The Centre for Child Law, who stood in as amicus curiae in the matter, argued that the Children’s Act did not specifically discriminate against same-sex couples. Instead, they argued that a same-sex couple who chose to marry, or who were in a civil union, would both automatically be recognised as the legal parents of any child that they conceived through artificial insemination. The Centre for Child Law further argued that the Act was unconstitutional on the basis that the Act failed to recognise unmarried same-sex and heterosexual couples in a permanent life partnership as the parents of any child they chose to conceive through artificial insemination based on their marital status.
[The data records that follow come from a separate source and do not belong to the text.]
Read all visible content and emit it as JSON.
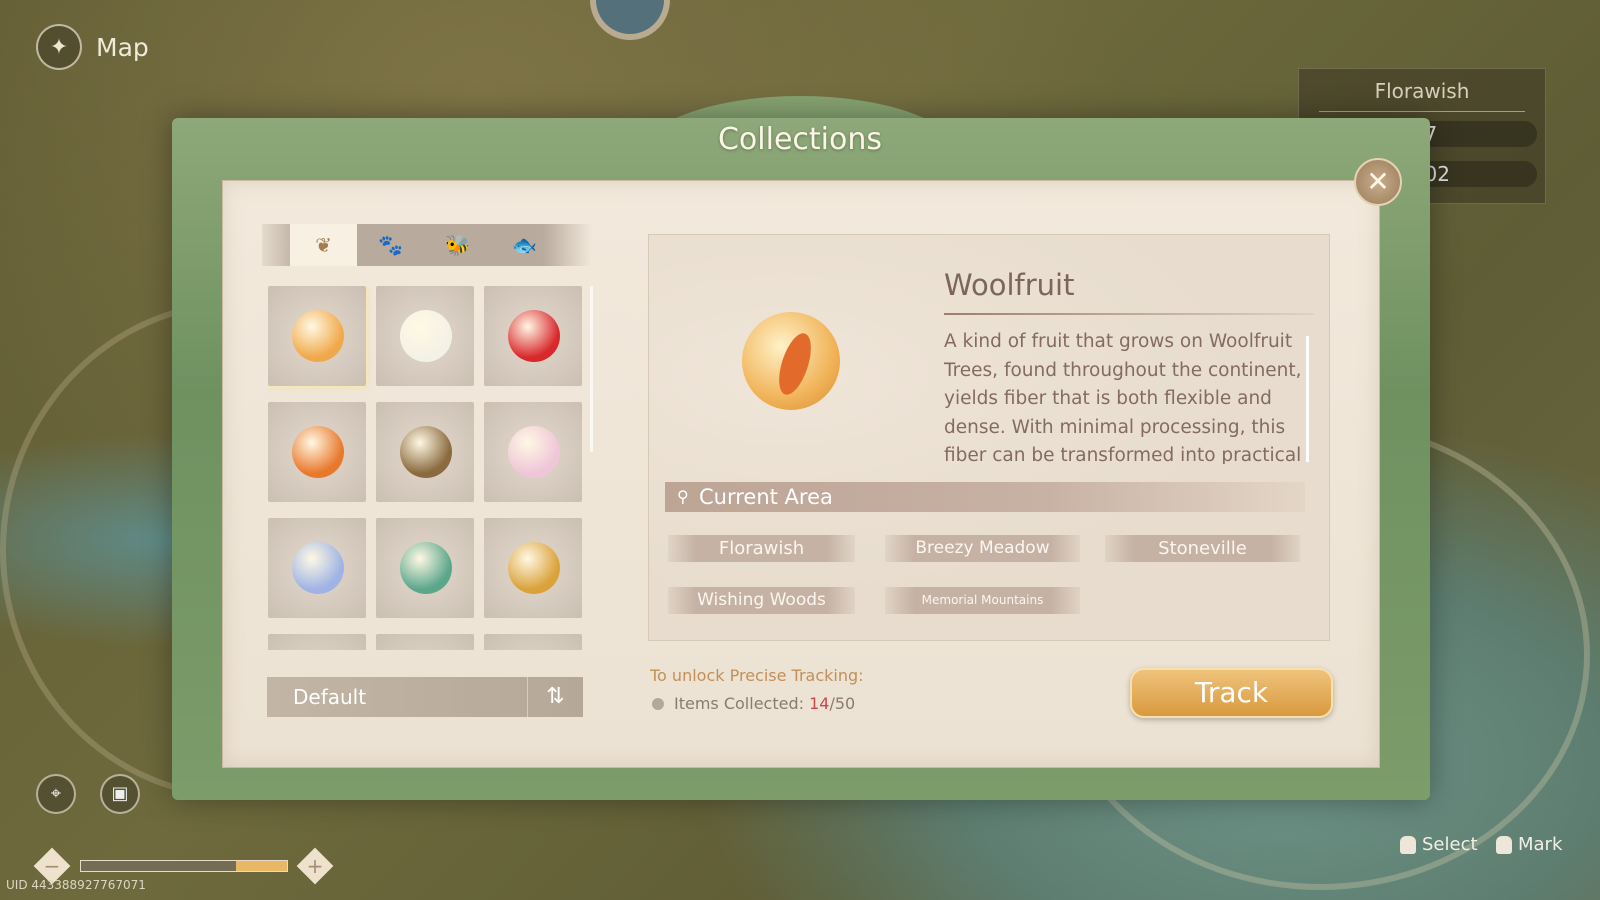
{
  "header": {
    "title": "Map",
    "back_icon": "map-back-icon"
  },
  "region_panel": {
    "title": "Florawish",
    "stat1": "/67",
    "stat2": "/302"
  },
  "modal": {
    "title": "Collections",
    "tabs": [
      {
        "icon": "plant-icon",
        "glyph": "❦",
        "active": true
      },
      {
        "icon": "paw-icon",
        "glyph": "🐾"
      },
      {
        "icon": "bee-icon",
        "glyph": "🐝"
      },
      {
        "icon": "fish-icon",
        "glyph": "🐟"
      }
    ],
    "grid_items": [
      {
        "name": "woolfruit",
        "color": "#f0a94a",
        "selected": true
      },
      {
        "name": "white-flower",
        "color": "#f4f2e6"
      },
      {
        "name": "red-pepper",
        "color": "#d8282c"
      },
      {
        "name": "orange-fruit",
        "color": "#e8782c"
      },
      {
        "name": "pinecone",
        "color": "#8a6a3e"
      },
      {
        "name": "pink-shell",
        "color": "#efc6d8"
      },
      {
        "name": "blue-shell",
        "color": "#9fb4e4"
      },
      {
        "name": "green-bulb",
        "color": "#5ca68c"
      },
      {
        "name": "golden-seed",
        "color": "#d9a23a"
      }
    ],
    "sort": {
      "label": "Default",
      "toggle_glyph": "⇅"
    },
    "detail": {
      "name": "Woolfruit",
      "description": "A kind of fruit that grows on Woolfruit Trees, found throughout the continent, yields fiber that is both flexible and dense. With minimal processing, this fiber can be transformed into practical",
      "current_area_label": "Current Area",
      "areas": [
        "Florawish",
        "Breezy Meadow",
        "Stoneville",
        "Wishing Woods",
        "Memorial Mountains"
      ]
    },
    "unlock_label": "To unlock Precise Tracking:",
    "items_collected_label": "Items Collected: ",
    "items_collected": "14",
    "items_total": "/50",
    "track_label": "Track",
    "close_glyph": "✕"
  },
  "footer": {
    "uid": "UID 443388927767071",
    "zoom_level": 0.25,
    "select_label": "Select",
    "mark_label": "Mark",
    "zoom_out": "−",
    "zoom_in": "+",
    "location_glyph": "⌖",
    "journal_glyph": "▣"
  },
  "colors": {
    "accent": "#d9993e",
    "frame": "#7c9c6a",
    "count_current": "#c44a4a"
  }
}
The recent trend in judgments highlights the failure of our legislature to keep up with the social development of the multifarious forms of families which exist within our society and how they come to be. Furthermore, the recent judgments indicate a shift away from the traditional forms of marriage and civil unions which were once a core feature in all societies. Acting Judge Van Veenendaal, who presided over the case, noted that it is common knowledge that these days, parties, for various reasons, preferred not to get married or to have some form of formal process.
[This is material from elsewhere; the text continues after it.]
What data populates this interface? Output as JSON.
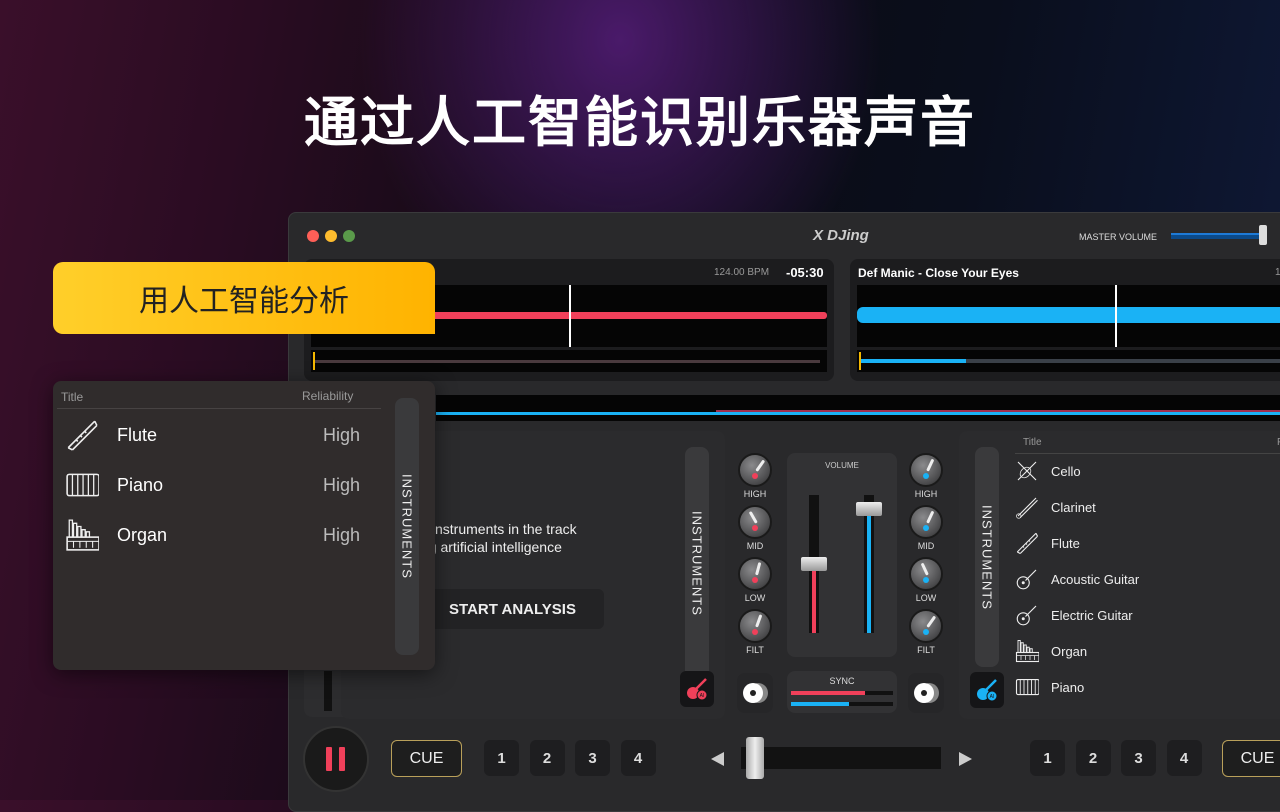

The acting judge thus held that it is in the best interest of both the child and the lifelong same-sex partners who choose to have children through the artificial insemination process, to have legal certainty regarding their parental rights and responsibilities. The court thus ordered that Section 40 of the Children’s Act, which specifically deals with artificial insemination, must now include the words “or permanent life partner” whenever it refers to a “spouse”. The court stated that this would ensure that the unmarried parents who choose to have children through artificial insemination would both be recognised as the legal parents in the same way as married couples.